Space budget shouldn't be scrutinized

Recently, a friend of mine raised an issue with a recent announcement that NASA plans to spend millions for an unmanned probe to be sent to Jupiter’s moon Europa to investigate the possibility of life existing within the moon’s theoretical liquid oceans. He argued that the money would be better spent helping the people we know live on Earth, seeing a problem with spending such a large sum on space exploration.

While I agree more humanitarian efforts should take place at home and abroad, I respectfully disagree with cutting NASA’s budget. NASA’s budget is projected to be $18 billion in 2015, with roughly $4.5 billion planned to be spent in space exploration. That’s a huge number, but compared to the military budget of a little more than $600 billion, it’s quite the drop in the national spending bucket.
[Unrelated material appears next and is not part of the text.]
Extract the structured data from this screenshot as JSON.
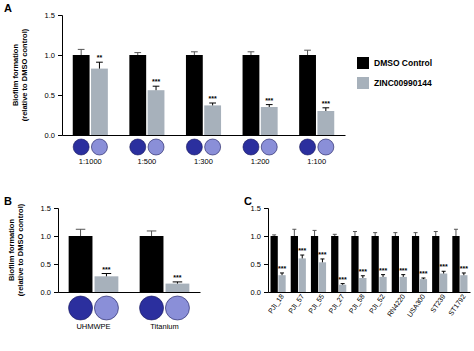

The U.S. spends three times as much for defense as its closest competitor, China, and that’s figuring in a 10 percent increase in the Chinese military’s budget during this fiscal year.

My thoughts are that we could cut the defense budget by a third and spend that $100 billion or so on domestic and international humanitarian aid work. The other $100 billion could go to education and NASA.

Europa is an exciting and worthwhile research subject. While the idea of liquid water existing beneath the surface is a theory, there is a lot of data suggesting it does exist. The Hubble Space Telescope has documented water vapor being vented from the moon and data from the Galileo spacecraft have located a possible site where liquid water, as much as is within the Great Lakes in North America, could exist.

We know life can be found in some amazingly inhospitable conditions on Earth, including super heated underwater volcanic vents and depths so deep that sunlight doesn’t reach the bottom of the ocean.

The likelihood of finding large life forms is remote, but there is a possibility of finding simple organisms such as bacteria. Finding even simple life would answer one of the great scientific questions of our time, if life exists outside of our planet. Life or no life, studying the moon with a probe could yield information that could be a foundation of travel within our solar system.

In fact, it could pave the way for using the ice and possible liquid water on Europa as a means to supply water, oxygen and hydrogen to future manned exploration of the outer planets. It’s an idea that belongs in the realm of science fiction now, but may be possible within a few generations.

Yes, I do see a problem, but not with spending $18 billion on NASA. The problem lies with our outrageously bloated defense budget.